2. Une valeur aspectuelle : définition et vérité

Plusieurs emplois de l’infinitif lui confèrent un statut nominal dans lequel il perd ses valeurs temporelle et personnelle :


Rester honnête même bafoué c’est vivre au plus profond de soi la liberté. 636

Mourir, c’est passer à travers le chas de l’aiguille après de multiples feuillaisons. Il faut aller à travers la mort pour émerger devant la vie, dans l’état de modestie souveraine 637 .

Dans ces aphorismes, l’emploi de la formule présentative c’est est significative : la perspective est bien celle d’une définition, qui l’emporte sur la formule impersonnelle injonctive “ il faut ” dans le second fragment.

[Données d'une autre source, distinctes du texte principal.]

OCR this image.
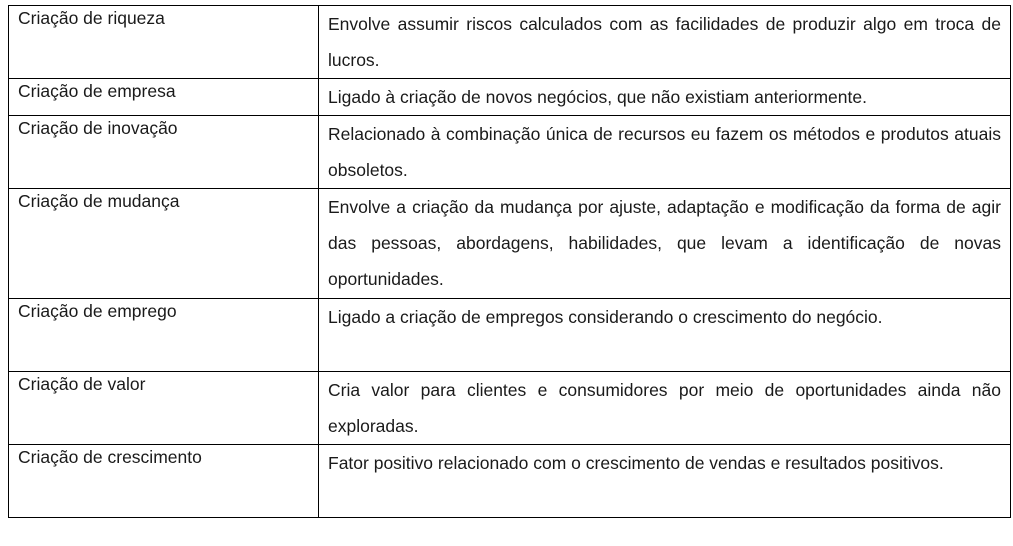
Criação de riqueza	Envolve assumir riscos calculados com as facilidades de produzir algo em troca de lucros.
Criação de empresa	Ligado à criação de novos negócios, que não existiam anteriormente.
Criação de inovação	Relacionado à combinação única de recursos eu fazem os métodos e produtos atuais obsoletos.
Criação de mudança	Envolve a criação da mudança por ajuste, adaptação e modificação da forma de agir das pessoas, abordagens, habilidades, que levam a identificação de novas oportunidades.
Criação de emprego	Ligado a criação de empregos considerando o crescimento do negócio.
Criação de valor	Cria valor para clientes e consumidores por meio de oportunidades ainda não exploradas.
Criação de crescimento	Fator positivo relacionado com o crescimento de vendas e resultados positivos.
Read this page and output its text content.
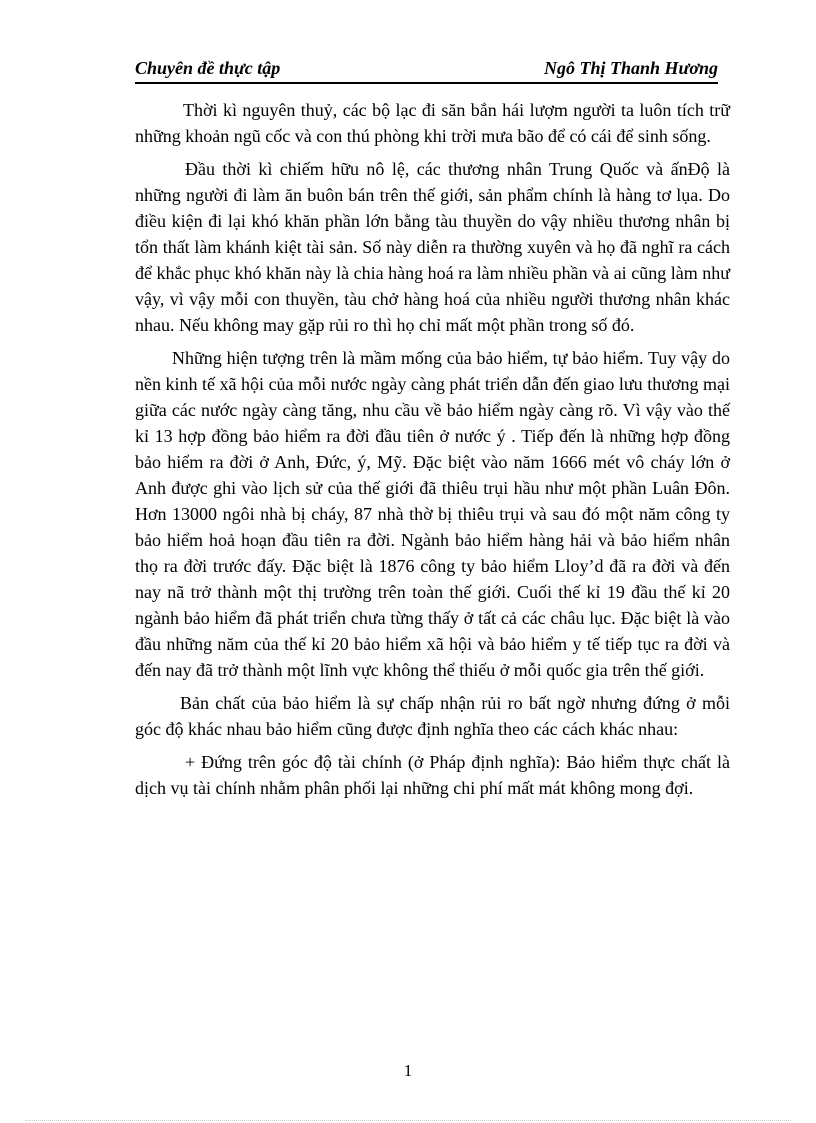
Chuyên đề thực tập	Ngô Thị Thanh Hương

Thời kì nguyên thuỷ, các bộ lạc đi săn bắn hái lượm người ta luôn tích trữ những khoản ngũ cốc và con thú phòng khi trời mưa bão để có cái để sinh sống.

Đầu thời kì chiếm hữu nô lệ, các thương nhân Trung Quốc và ấnĐộ là những người đi làm ăn buôn bán trên thế giới, sản phẩm chính là hàng tơ lụa. Do điều kiện đi lại khó khăn phần lớn bằng tàu thuyền do vậy nhiều thương nhân bị tổn thất làm khánh kiệt tài sản. Số này diễn ra thường xuyên và họ đã nghĩ ra cách để khắc phục khó khăn này là chia hàng hoá ra làm nhiều phần và ai cũng làm như vậy, vì vậy mỗi con thuyền, tàu chở hàng hoá của nhiều người thương nhân khác nhau. Nếu không may gặp rủi ro thì họ chỉ mất một phần trong số đó.

Những hiện tượng trên là mầm mống của bảo hiểm, tự bảo hiểm. Tuy vậy do nền kinh tế xã hội của mỗi nước ngày càng phát triển dẫn đến giao lưu thương mại giữa các nước ngày càng tăng, nhu cầu về bảo hiểm ngày càng rõ. Vì vậy vào thế kỉ 13 hợp đồng bảo hiểm ra đời đầu tiên ở nước ý . Tiếp đến là những hợp đồng bảo hiểm ra đời ở Anh, Đức, ý, Mỹ. Đặc biệt vào năm 1666 mét vô cháy lớn ở Anh được ghi vào lịch sử của thế giới đã thiêu trụi hầu như một phần Luân Đôn. Hơn 13000 ngôi nhà bị cháy, 87 nhà thờ bị thiêu trụi và sau đó một năm công ty bảo hiểm hoả hoạn đầu tiên ra đời. Ngành bảo hiểm hàng hải và bảo hiểm nhân thọ ra đời trước đấy. Đặc biệt là 1876 công ty bảo hiểm Lloy’d đã ra đời và đến nay nã trở thành một thị trường trên toàn thế giới. Cuối thế kỉ 19 đầu thế kỉ 20 ngành bảo hiểm đã phát triển chưa từng thấy ở tất cả các châu lục. Đặc biệt là vào đầu những năm của thế kỉ 20 bảo hiểm xã hội và bảo hiểm y tế tiếp tục ra đời và đến nay đã trở thành một lĩnh vực không thể thiếu ở mỗi quốc gia trên thế giới.

Bản chất của bảo hiểm là sự chấp nhận rủi ro bất ngờ nhưng đứng ở mỗi góc độ khác nhau bảo hiểm cũng được định nghĩa theo các cách khác nhau:

+ Đứng trên góc độ tài chính (ở Pháp định nghĩa): Bảo hiểm thực chất là dịch vụ tài chính nhằm phân phối lại những chi phí mất mát không mong đợi.

1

L’infinitif peut vraiment perdre toute valeur verbale, ce que reflète sa possible dépendance par rapport à un nom :

Art d’ ouvrir les sillons et d’y glisser la graine, sous l’agression des vents opposés. Art d’ ouvrir les sillons et d’y pincer la graine pour l’établir dans la chair de sa peine. 638

Mais l’infinitif n’est pourtant qu’un mode dit quasi-nominal. D’une part, s’il prend les fonctions du nom, il conserve ses constructions de verbe, sauf dans le cas d’une réelle lexicalisation en tant que substantif. D’autre part, s’il paraît non personnel car il ne marque pas la personne dans sa forme, il est dépourvu d’incidence interne et doit être rapporté dans l’énoncé à une personne vituelle. C’est dans cette mesure qu’il permet d’exprimer la vérité charienne en tant que vérité d’expérience : il postule une universalisation perceptible dans sa forme “dépersonnalisée”, mais il reste par le contexte ou la situation rattaché à des individus précis. On retrouve la tension maintenue entre une circonstance particulière et son extension universalisante.

L’en-avant qui paraît être une notion éminemment temporelle se décharge paradoxalement en partie de sa valeur chronologique : elle envisage un procès plus qu’un avenir, un contenu à la réalisation duquel elle exhorte, sans être toutefois aussi prophétique qu’on pourrait le penser. Ce n’est pas tant l’époque future de la réalisation qui compte que l’exigence de cette réalisation, fondée sur l’expression de sa forte probabilité à travers le futur, l’impératif et l’infinitif. Etre en-avant de la réalisation, c’est se projeter presque déjà dans la réalisation, ce que permet le passage d’un mode in esse à un mode in fieri et enfin in posse. D’expliqué, le temps devient impliqué : la valeur chronologique tend souvent à disparaître au profit, non de valeurs modales, mais d’un hors-temps qui est l’espace de l’essence. Avec la perte de la chronologie disparaissent aussi les marques de la personne : au niveau du verbe, les indices de la particularisation s’effacent.

Si la dynamique de la poésie de René Char investit le temps et envisage l’avenir, ce n’est pas dans la perspective temporelle de la réalité. L’en-avant désigné se trouve aux marges de la temporalité du monde. Sa dimension prospective est plus une visée qu’une planification selon un calendrier. L’en-avant est une projection dans l’action : cette dernière est toujours à commencer. Peu de poétiques sont à ce point marquées par l’en-avant, temporel mais aussi éthique, car le procès est projeté comme une exigence. Si la poétique charienne montre formellement l’exigence, dans l’emploi de temps et de modes précis, elle en montre aussi la nécessaire mise en œuvre dans un ordre pratique. La vérité est à atteindre et à incarner.

Notes
636.

“ Peu à peu puis un vin siliceux ”, La Nuit talismanique qui brillait dans son cercle, O. C., p. 495.

637.

“ Baudelaire mécontente Nietzsche ”, La Nuit talismanique qui brillait dans son cercle, O. C., p. 496.

638.

“ Cruels assortiments ”, Chants de la Balandrane, O. C., p. 539.